Simple Rules For Women

Simple Rules Chick's Don't Know.
 
Nothing says 'I love you' like a blowjob in the morning.
Learn to work the toilet seat: if it's up put it down.
If you think you're fat, you probably are. Don't ask us.
Don't cut your hair. Ever.
Don't make us guess.
If you ask a question you don't want an answer to, expect an answer you
don't want to hear.
Birthdays, Valentines, and Anniversaries are not quests to see if we can
find the perfect present once again.
Pub conversations usually involve sport, cars or the latest computer game
and not women, except a passing mention to the office babe with big
tits/tanned legs/pert butt.
Sometimes, he's not thinking about you.

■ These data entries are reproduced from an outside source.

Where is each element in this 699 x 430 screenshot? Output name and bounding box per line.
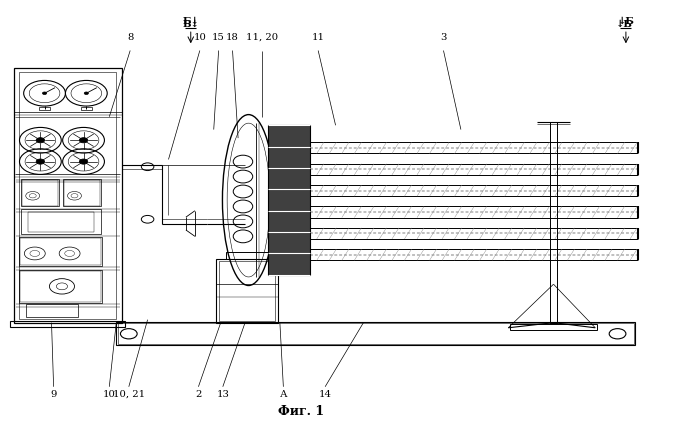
Text: 14: 14 [319,390,331,399]
Circle shape [80,159,87,164]
Bar [21,179,59,206]
Bar [116,322,635,345]
Text: А: А [280,390,287,399]
Bar [510,324,597,330]
Bar [19,237,102,266]
Text: 15: 15 [212,33,225,42]
Circle shape [85,92,88,95]
Bar [63,179,101,206]
Text: 10: 10 [103,390,116,399]
Circle shape [36,159,45,164]
Bar [21,209,101,234]
Bar [10,320,125,327]
Bar [39,107,50,111]
Bar [81,107,92,111]
Bar [117,322,633,344]
Text: 3: 3 [440,33,447,42]
Bar [14,68,122,322]
Text: Фиг. 1: Фиг. 1 [278,405,324,418]
Text: ↓Б: ↓Б [617,17,634,26]
Text: 2: 2 [195,390,201,399]
Text: 18: 18 [226,33,239,42]
Bar [550,122,557,322]
Circle shape [36,138,45,143]
Bar [20,72,116,319]
Bar [219,261,275,320]
Bar [28,212,94,232]
Bar [26,304,78,316]
Bar [19,270,102,303]
Text: 10: 10 [194,33,206,42]
Text: Б↓: Б↓ [182,20,199,29]
Text: ↓Б: ↓Б [616,20,633,29]
Text: 10, 21: 10, 21 [113,390,145,399]
Bar [216,258,278,322]
Bar [268,125,310,275]
Bar [22,180,58,206]
Bar [226,252,268,258]
Bar [20,271,101,302]
Text: 13: 13 [217,390,229,399]
Text: 9: 9 [50,390,57,399]
Text: 8: 8 [127,33,134,42]
Bar [64,180,99,206]
Circle shape [43,92,47,95]
Bar [20,238,101,265]
Circle shape [80,138,87,143]
Text: Б↓: Б↓ [182,17,199,26]
Text: 11, 20: 11, 20 [247,33,278,42]
Text: 11: 11 [312,33,324,42]
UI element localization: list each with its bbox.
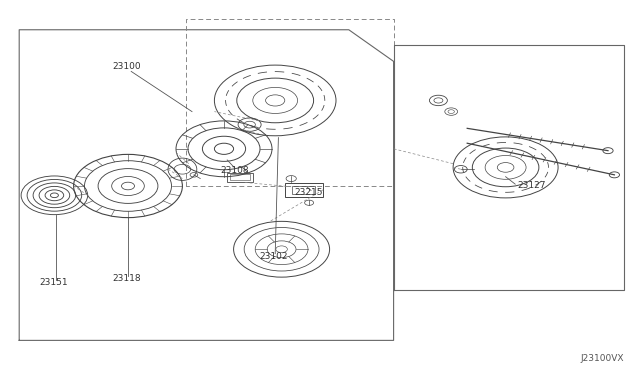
Bar <box>292 186 315 194</box>
Text: 23127: 23127 <box>517 181 546 190</box>
Text: J23100VX: J23100VX <box>580 354 624 363</box>
Bar <box>285 183 323 197</box>
Text: 23215: 23215 <box>294 188 323 197</box>
Text: 23102: 23102 <box>259 251 288 260</box>
Text: 23151: 23151 <box>40 278 68 286</box>
Bar <box>230 174 250 180</box>
Text: 23100: 23100 <box>112 62 141 71</box>
Text: 23118: 23118 <box>112 274 141 283</box>
Text: 23108: 23108 <box>221 166 250 175</box>
Bar <box>227 173 253 182</box>
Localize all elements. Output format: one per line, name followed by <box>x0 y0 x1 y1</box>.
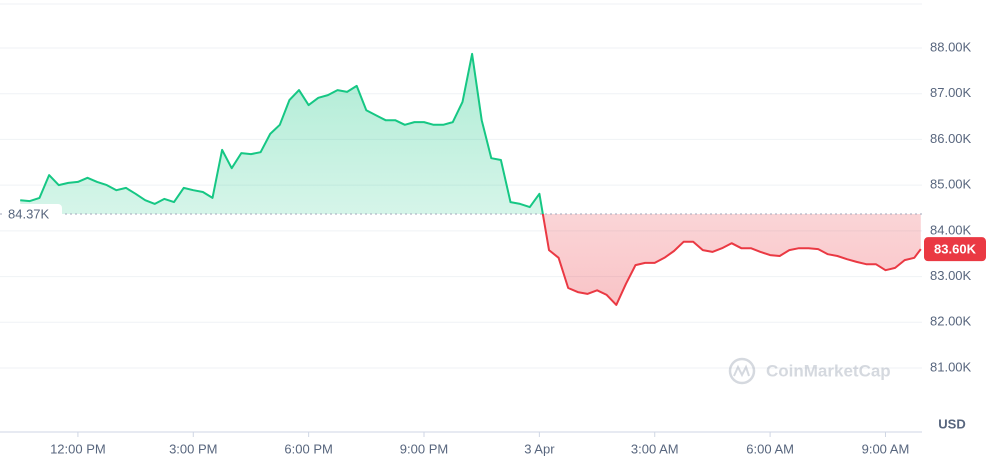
y-tick-label: 81.00K <box>930 359 972 374</box>
y-tick-label: 85.00K <box>930 177 972 192</box>
y-tick-label: 83.00K <box>930 268 972 283</box>
area-up <box>20 53 543 214</box>
price-line-down <box>541 213 922 306</box>
y-tick-label: 87.00K <box>930 85 972 100</box>
y-tick-label: 88.00K <box>930 39 972 54</box>
y-axis-label: USD <box>938 416 965 431</box>
x-tick-label: 3:00 AM <box>631 441 679 456</box>
x-tick-label: 9:00 PM <box>400 441 448 456</box>
watermark-text: CoinMarketCap <box>766 361 891 380</box>
baseline-label: 84.37K <box>8 206 50 221</box>
x-tick-label: 6:00 PM <box>284 441 332 456</box>
x-tick-label: 12:00 PM <box>50 441 106 456</box>
watermark: CoinMarketCap <box>728 357 891 385</box>
y-tick-label: 82.00K <box>930 314 972 329</box>
x-tick-label: 3:00 PM <box>169 441 217 456</box>
y-tick-label: 86.00K <box>930 131 972 146</box>
current-price-label: 83.60K <box>934 242 977 257</box>
area-down <box>20 213 921 305</box>
x-tick-label: 6:00 AM <box>746 441 794 456</box>
current-price-box <box>924 237 986 262</box>
baseline-label-box <box>2 203 62 224</box>
x-tick-label: 3 Apr <box>524 441 555 456</box>
x-tick-label: 9:00 AM <box>862 441 910 456</box>
price-line-up <box>20 52 544 214</box>
y-tick-label: 84.00K <box>930 222 972 237</box>
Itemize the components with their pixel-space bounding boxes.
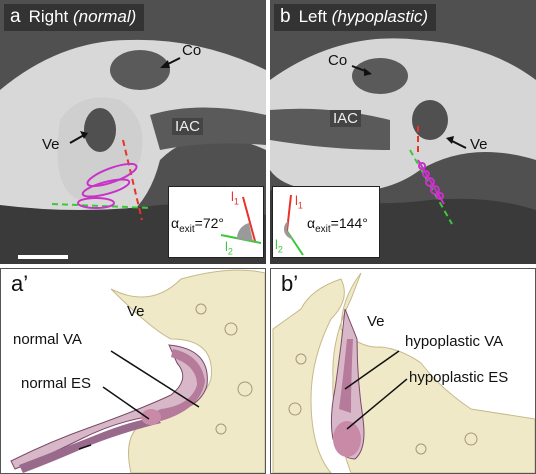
angle-diagram-b [283, 194, 304, 256]
co-label: Co [328, 52, 348, 69]
iac-label: IAC [330, 110, 362, 127]
ve-arrow [69, 134, 85, 144]
ve-label: Ve [127, 303, 145, 320]
angle-inset-a: αexit=72° l1 l2 [168, 186, 264, 258]
panel-b-prime-drawing: b’ Ve hypoplastic VA hypoplastic ES [270, 268, 536, 474]
normal-va-label: normal VA [13, 331, 82, 348]
angle-inset-b: αexit=144° l1 l2 [272, 186, 380, 258]
panel-a-title: a Right (normal) [4, 4, 145, 31]
l2-inset-label-a: l2 [225, 239, 233, 257]
illustration-normal [10, 269, 265, 473]
hypoplastic-va-label: hypoplastic VA [405, 333, 504, 350]
illustration-hypoplastic [272, 272, 535, 473]
ve-label: Ve [470, 136, 488, 153]
panel-b-ct: b Left (hypoplastic) Co IAC Ve αexit=144°… [270, 0, 536, 264]
l2-inset-label-b: l2 [275, 237, 283, 255]
iac-label: IAC [172, 118, 204, 135]
hypoplastic-es-label: hypoplastic ES [409, 369, 509, 386]
panel-a-prime-letter: a’ [11, 271, 29, 296]
l1-inset-label-a: l1 [231, 189, 239, 207]
l1-inset-label-b: l1 [295, 193, 303, 211]
ve-label: Ve [367, 313, 385, 330]
vestibular-aqueduct-overlay [86, 162, 138, 188]
panel-a-ct: a Right (normal) Co IAC Ve αexit=72° l1 l… [0, 0, 266, 264]
hypoplastic-va-overlay [417, 159, 445, 205]
ve-label: Ve [42, 136, 60, 153]
l2-line [51, 203, 153, 209]
normal-es-label: normal ES [21, 375, 92, 392]
l1-line [122, 139, 143, 221]
panel-a-prime-drawing: a’ Ve normal VA normal ES [0, 268, 266, 474]
co-label: Co [182, 42, 202, 59]
panel-b-prime-letter: b’ [281, 271, 299, 296]
panel-b-title: b Left (hypoplastic) [274, 4, 437, 31]
angle-diagram-a [220, 196, 262, 244]
alpha-exit-b: αexit=144° [307, 215, 368, 235]
alpha-exit-a: αexit=72° [171, 215, 225, 235]
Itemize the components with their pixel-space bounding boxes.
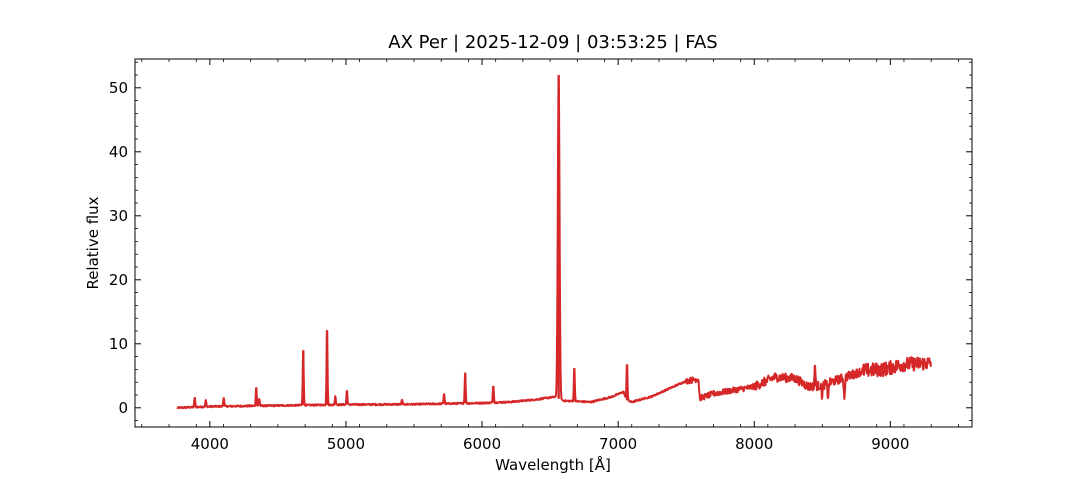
x-tick-label: 9000 (871, 435, 909, 453)
y-axis: 0 10 20 30 40 50 (109, 61, 972, 422)
x-axis: 4000 5000 6000 7000 8000 9000 (141, 59, 959, 453)
y-tick-label: 30 (109, 207, 128, 225)
y-tick-label: 50 (109, 79, 128, 97)
plot-frame (134, 58, 973, 428)
spectrum-line (176, 78, 932, 410)
plot-area (176, 75, 932, 410)
x-axis-label: Wavelength [Å] (495, 455, 611, 474)
x-tick-label: 8000 (735, 435, 773, 453)
y-axis-label: Relative flux (84, 196, 102, 289)
y-tick-label: 10 (109, 335, 128, 353)
chart-title: AX Per | 2025-12-09 | 03:53:25 | FAS (388, 32, 717, 53)
y-tick-label: 20 (109, 271, 128, 289)
y-tick-label: 0 (118, 399, 128, 417)
x-tick-label: 4000 (191, 435, 229, 453)
x-tick-label: 5000 (327, 435, 365, 453)
y-tick-label: 40 (109, 143, 128, 161)
x-tick-label: 6000 (463, 435, 501, 453)
x-tick-label: 7000 (599, 435, 637, 453)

Live with it.
He's never thinking about "The Relationship."
Your mum doesn't have to be our best friend.
Get rid of your cat. And no, it's not different, it's just like every other
cat.
Dogs are better than ANY cats. Period.
Sunday = Sports. It's like the full moon or the changing of the tides. Let
it be.
Shopping is not everybody's idea of a good time.
Shopping is not a sport.
Anything you wear is fine. Really.
You have enough clothes.
You have too many shoes.
Crying is blackmail. Use it if you must, but don't expect us to like it.
Your brother is an idiot, your ex-boyfriend is an idiot and your Dad
probably is too.
Ask for what you want. Subtle hints don't work.

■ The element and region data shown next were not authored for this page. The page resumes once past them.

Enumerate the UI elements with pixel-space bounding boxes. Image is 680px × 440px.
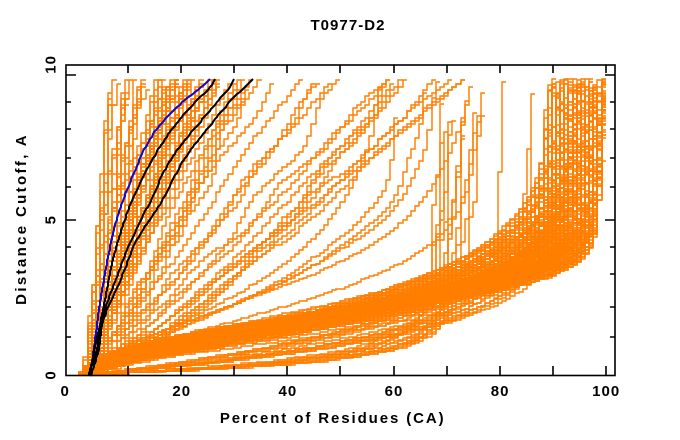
svg-text:0: 0 xyxy=(61,383,69,400)
svg-text:100: 100 xyxy=(592,383,620,400)
svg-text:10: 10 xyxy=(43,55,60,74)
svg-text:5: 5 xyxy=(43,216,60,224)
svg-text:60: 60 xyxy=(385,383,404,400)
svg-text:0: 0 xyxy=(43,371,60,379)
svg-text:Percent of Residues (CA): Percent of Residues (CA) xyxy=(220,410,446,427)
svg-text:20: 20 xyxy=(172,383,191,400)
svg-text:T0977-D2: T0977-D2 xyxy=(310,17,385,34)
svg-text:80: 80 xyxy=(491,383,510,400)
svg-text:40: 40 xyxy=(279,383,298,400)
svg-text:Distance Cutoff, A: Distance Cutoff, A xyxy=(13,133,30,305)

No, he doesn't know what day it is. He never will. Mark anniversaries on a
calendar.
Share the bathroom.
Share the closet.
Most guys own two or three pairs of shoes-what makes you think we'd be any
good at choosing which pair, out of thirty, would look good with your dress?
Yes and No are perfectly acceptable answers.
Construction of St. Paul's Cathedral, The Golden Gate bridge and the Sydney
Opera House are simple every-day tasks, washing and ironing are more
difficult.
A headache that lasts for 17 months is a problem. See a doctor.
Taking things apart is easy, putting them back together however takes longer
and there's bound to be something left over at the end.
Nothing says 'I love you' like a blowjob in the morning.
Foreign films are best left to foreigners.
Yes, pissing standing up is more difficult than peeing from point blank
range. We're bound to miss sometime.
Check your own oil.
Don't give us 50 rules when 25 will do.
Don't fake it. We'd rather be ineffective than deceived.
It is neither your interest nor ours to take the quiz together.
Don't ask us what we're thinking about unless you are prepared to discuss
such topics as navel lint, shotgun formation and carburettors.
Anything we said 6 or 8 months ago is inadmissible in an argument. All
comments become null and void after 7 days.
If you don't dress like a Baywatch babe, don't expect us to act like soap
opera guys.
If something we said can be interpreted two ways, and one of the ways makes
you sad and angry, we meant the other one.
Let us ogle. If we don't look at other women, how can we know how pretty you
are?
Don't rub the lamp if you don't want the genie to come out.
You can either ask us to do something OR tell us how you want it done - not
both.
Whenever possible, please say whatever you have to say during commercials.
Christopher Columbus didn't need directions, and neither do we.
Women wearing Wonderbras and low-cut blouses lose their right to complain
about having their boobs stared at.
When we're turning the wheel and the car is nosing onto the off-ramp, you
saying, "This is our exit," is not strictly necessary.
Nothing says 'I love you' quite like a blowjob in the morning.